Manage Access Control Playbook

Edit this page

Step 5 - Conduct a Risk Assessment

Risk assessments should be conducted for both physical (e.g., facilities) and logical (e.g., network and infrastructure) resources. You must follow federal guidelines outlined in the Risk Management Process for Federal Facilities: An Interagency Security Committee Standard and the Guide for Applying the Risk Management Framework to Federal Information Systems. The Resource Risk Assessment will also help create access control requirements based on the level of risk identified for each resource.

Additional Facility Risk Assessment Considerations

  • HSPD-7 Critical Infrastructure Protection Mandates. This mandate establishes a national policy for federal departments and agencies to identify and prioritize U.S. critical infrastructure and key resources and to protect them from a terrorist attack. HSPD-7 identifies 17 sectors that require protective actions to prepare for, protect, or militate against a terrorist attack or other hazards.
  • National Infrastructure Protection Plan (NIPP). The use of the NIPP risk management framework is a part of the overall effort to ensure the protection and resiliency of our Nation‘s Critical Infrastructure/Key Resources. The NIPP includes the Government Facilities Sector Plan, which provides an approach to enhancing protection of government facilities.

Facilities and access points should be protected based on risk. Use the chart below to find a summary of the main steps that are considered industry best practices when conducting a facility risk assessment.


Process Integration Step
Description
Key Considerations
Step 1: Set Security Goals Define specific outcomes, conditions, end points, or performance targets that collectively constitute an effective protective posture or baseline. • Your agency’s security control posture and risk tolerance

• Federal security requirements, including FICAM security targets for PACS
Step 2: Identity Develop an inventory of the assets, systems, and access points that exist within a facility. • Range of systems and assets within a given facility

• Calculated value of assets within a given facility
Step 3: Assess Determine risk by identifying potential consequences of vulnerabilities. • Likelihood of occurrence

• Impact if vulnerabilities are exploited

• Local conditions and the area surrounding a facility
Step 4: Analyze Categorize and analyze risk assessment results to develop a comprehensive picture of facility risk. • Relevant legislation, policies, and standards

• Protection priorities and adequate countermeasures


The end result of the risk assessment is a complete risk profile of the facility. This information helps physical security implementers make decisions regarding appropriate security countermeasures to employ, including electronic (e.g., video surveillance, intrusion detection, Physical Access Control System, etc.), physical (e.g., bollards, gates), and guard force.

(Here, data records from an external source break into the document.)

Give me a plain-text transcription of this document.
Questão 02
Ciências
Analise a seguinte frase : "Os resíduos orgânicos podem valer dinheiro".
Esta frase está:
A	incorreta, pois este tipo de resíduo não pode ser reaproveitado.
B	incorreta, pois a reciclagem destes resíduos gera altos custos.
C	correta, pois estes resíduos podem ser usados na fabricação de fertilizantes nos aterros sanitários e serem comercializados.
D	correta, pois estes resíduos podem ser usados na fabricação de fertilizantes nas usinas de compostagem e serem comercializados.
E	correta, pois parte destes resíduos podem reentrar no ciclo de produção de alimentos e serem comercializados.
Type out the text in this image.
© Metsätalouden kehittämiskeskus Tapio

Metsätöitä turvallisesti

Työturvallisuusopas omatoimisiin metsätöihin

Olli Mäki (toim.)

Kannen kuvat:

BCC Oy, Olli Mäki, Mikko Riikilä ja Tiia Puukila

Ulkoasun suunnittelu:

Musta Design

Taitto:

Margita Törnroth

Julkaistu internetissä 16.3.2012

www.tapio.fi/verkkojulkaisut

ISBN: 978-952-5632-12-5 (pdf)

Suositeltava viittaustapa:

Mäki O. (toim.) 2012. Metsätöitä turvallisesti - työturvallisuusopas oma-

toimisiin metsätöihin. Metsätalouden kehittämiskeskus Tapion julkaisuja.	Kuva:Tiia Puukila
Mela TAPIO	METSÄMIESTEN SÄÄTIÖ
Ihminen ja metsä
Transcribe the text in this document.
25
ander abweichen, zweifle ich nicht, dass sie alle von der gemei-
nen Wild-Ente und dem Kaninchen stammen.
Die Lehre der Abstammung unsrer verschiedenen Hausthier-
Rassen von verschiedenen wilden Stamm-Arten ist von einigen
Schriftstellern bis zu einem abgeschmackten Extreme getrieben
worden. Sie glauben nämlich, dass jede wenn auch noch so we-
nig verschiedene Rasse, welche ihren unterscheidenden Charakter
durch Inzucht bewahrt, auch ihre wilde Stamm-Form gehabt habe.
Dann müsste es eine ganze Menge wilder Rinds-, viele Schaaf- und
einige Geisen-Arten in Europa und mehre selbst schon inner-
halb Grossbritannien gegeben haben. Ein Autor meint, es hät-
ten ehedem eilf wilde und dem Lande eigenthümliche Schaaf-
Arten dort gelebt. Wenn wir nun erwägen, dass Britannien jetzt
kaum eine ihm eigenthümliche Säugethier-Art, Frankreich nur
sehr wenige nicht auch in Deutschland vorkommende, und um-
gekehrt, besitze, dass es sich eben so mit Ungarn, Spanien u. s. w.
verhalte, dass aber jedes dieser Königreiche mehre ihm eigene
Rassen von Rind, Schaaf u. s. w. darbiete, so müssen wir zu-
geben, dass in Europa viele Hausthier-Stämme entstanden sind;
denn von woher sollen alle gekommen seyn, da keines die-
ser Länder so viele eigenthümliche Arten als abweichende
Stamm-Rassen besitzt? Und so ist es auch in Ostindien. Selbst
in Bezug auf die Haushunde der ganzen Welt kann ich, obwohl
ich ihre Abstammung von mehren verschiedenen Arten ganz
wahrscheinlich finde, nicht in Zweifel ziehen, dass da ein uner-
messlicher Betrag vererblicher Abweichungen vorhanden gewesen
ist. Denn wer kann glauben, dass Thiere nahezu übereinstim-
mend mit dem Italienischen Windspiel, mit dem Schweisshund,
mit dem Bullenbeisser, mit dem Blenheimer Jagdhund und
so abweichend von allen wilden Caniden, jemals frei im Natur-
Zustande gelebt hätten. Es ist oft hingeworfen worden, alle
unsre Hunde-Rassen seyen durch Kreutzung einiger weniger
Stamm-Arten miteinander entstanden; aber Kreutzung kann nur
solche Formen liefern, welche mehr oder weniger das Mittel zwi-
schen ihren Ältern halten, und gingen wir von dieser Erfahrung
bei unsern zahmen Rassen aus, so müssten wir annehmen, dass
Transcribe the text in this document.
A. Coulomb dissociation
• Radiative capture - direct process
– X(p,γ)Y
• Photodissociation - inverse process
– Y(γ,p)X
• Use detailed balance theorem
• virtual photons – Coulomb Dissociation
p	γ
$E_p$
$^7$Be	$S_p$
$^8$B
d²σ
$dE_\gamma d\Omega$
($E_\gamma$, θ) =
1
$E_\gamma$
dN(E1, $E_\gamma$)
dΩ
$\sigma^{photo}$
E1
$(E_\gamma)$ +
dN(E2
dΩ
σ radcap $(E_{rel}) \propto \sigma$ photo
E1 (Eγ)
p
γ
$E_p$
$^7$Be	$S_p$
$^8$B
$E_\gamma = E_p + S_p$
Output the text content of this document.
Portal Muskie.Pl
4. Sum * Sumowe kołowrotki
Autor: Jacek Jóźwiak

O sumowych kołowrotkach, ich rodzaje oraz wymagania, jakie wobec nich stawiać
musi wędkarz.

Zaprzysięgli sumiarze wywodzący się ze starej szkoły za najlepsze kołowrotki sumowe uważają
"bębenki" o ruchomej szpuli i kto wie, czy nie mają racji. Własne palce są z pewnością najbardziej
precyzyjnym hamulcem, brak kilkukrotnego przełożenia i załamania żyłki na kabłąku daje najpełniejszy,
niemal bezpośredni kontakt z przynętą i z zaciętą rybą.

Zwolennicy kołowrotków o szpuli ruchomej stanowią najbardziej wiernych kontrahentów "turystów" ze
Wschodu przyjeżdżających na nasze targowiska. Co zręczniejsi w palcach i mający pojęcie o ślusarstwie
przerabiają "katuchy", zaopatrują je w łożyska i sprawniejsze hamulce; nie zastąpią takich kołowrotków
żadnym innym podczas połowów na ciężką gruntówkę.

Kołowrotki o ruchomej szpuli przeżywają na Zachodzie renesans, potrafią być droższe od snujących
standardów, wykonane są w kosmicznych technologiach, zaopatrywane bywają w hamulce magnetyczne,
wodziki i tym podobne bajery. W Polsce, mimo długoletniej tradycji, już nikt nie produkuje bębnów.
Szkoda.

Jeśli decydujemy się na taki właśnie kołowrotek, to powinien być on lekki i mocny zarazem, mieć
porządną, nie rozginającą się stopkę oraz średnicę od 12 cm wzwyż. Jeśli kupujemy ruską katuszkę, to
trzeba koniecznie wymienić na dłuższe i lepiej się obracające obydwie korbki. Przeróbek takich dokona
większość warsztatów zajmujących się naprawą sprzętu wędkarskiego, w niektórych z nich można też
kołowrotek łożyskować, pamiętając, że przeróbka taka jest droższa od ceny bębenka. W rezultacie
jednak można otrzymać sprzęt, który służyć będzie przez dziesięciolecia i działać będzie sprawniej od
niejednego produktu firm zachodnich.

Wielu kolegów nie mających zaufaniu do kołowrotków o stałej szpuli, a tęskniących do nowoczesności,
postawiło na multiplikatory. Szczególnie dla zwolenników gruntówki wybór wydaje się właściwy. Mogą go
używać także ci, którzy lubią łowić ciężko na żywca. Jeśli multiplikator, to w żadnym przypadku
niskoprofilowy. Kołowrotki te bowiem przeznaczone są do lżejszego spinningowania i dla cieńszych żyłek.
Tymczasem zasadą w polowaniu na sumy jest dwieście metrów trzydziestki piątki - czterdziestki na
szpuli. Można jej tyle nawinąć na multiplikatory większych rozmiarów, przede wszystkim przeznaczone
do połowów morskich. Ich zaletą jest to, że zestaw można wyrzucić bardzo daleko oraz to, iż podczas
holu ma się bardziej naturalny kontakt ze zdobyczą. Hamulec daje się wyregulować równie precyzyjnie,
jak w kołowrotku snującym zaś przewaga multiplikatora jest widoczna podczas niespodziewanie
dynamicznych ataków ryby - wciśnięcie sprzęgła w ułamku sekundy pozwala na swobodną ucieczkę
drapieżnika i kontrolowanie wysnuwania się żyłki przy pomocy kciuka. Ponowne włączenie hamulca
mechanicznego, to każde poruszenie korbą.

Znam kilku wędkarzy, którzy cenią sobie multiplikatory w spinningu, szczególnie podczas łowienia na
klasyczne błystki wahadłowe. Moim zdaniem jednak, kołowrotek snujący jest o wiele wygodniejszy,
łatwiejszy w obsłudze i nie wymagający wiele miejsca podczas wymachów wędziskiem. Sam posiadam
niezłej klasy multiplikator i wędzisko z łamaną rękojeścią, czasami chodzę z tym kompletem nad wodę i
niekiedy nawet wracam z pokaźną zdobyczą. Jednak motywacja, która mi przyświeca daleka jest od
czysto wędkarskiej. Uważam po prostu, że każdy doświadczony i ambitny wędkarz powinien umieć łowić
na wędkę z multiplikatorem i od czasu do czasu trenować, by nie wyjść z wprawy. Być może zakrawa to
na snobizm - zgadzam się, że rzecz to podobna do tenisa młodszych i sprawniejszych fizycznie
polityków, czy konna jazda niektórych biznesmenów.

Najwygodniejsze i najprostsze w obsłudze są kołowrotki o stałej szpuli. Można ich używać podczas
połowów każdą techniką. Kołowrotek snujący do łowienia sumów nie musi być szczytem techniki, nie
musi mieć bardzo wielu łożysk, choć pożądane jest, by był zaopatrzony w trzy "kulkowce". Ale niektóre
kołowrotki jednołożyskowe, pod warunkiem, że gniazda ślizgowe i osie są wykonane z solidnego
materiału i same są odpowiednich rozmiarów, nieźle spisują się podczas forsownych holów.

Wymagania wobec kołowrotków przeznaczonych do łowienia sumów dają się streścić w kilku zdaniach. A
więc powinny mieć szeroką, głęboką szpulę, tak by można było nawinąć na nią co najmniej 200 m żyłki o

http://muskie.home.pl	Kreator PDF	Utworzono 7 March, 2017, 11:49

When applying the results of the facility risk assessment to the design of its Physical Access Control System (PACS), determine the risk level of a particular facility and individual areas within the facility that will be protected by a controlled access point. Then determine the appropriate authentication mechanism(s) that should be deployed at each access point, as defined in SP 800-116. SP 800-116 uses the restricted area concept of ― Controlled, Limited, Exclusion areas to address individual areas nested within a facility that may have specific security requirements. They are defined as follows:

  • Exclusion Area. An Exclusion area is a restricted area containing matter of such nature that access to the area constitutes access to the security interest or matter.
  • Limited Area. A Limited area is a restricted area containing matter of such nature that uncontrolled movement will permit access to the security interest or matter. Access in Limited areas may be controlled by requiring escorts or by other internal restrictions and controls.
  • Controlled Area. A Controlled area is that portion of a restricted area usually near or surrounding an Exclusion or Limited area. Entry to the controlled area is restricted to authorized personnel.


Lesson Learned

It can be difficult to analyze a site for its risks and know how to apply the appropriate guidance while keeping cost savings in mind. Assembling a small team of cross functional resources (including physical security, IT, etc.) from your ICAM program to help bureaus/components or individual sites conduct facility risk assessments and make decisions regarding the best way to achieve a compliant PACS.


Once you have determined the appropriate authentication mechanisms based on a facility‘s risk, make decisions based on the best PACS solution and how to fund its implementation.


Implementation Tip

Agencies frequently occupy leased space where the landlord controls the exterior physical security. If the existing system cannot process the PIV card for physical access, establish an access point at the entry to the agency- controlled space to meet PIV card authentication requirements.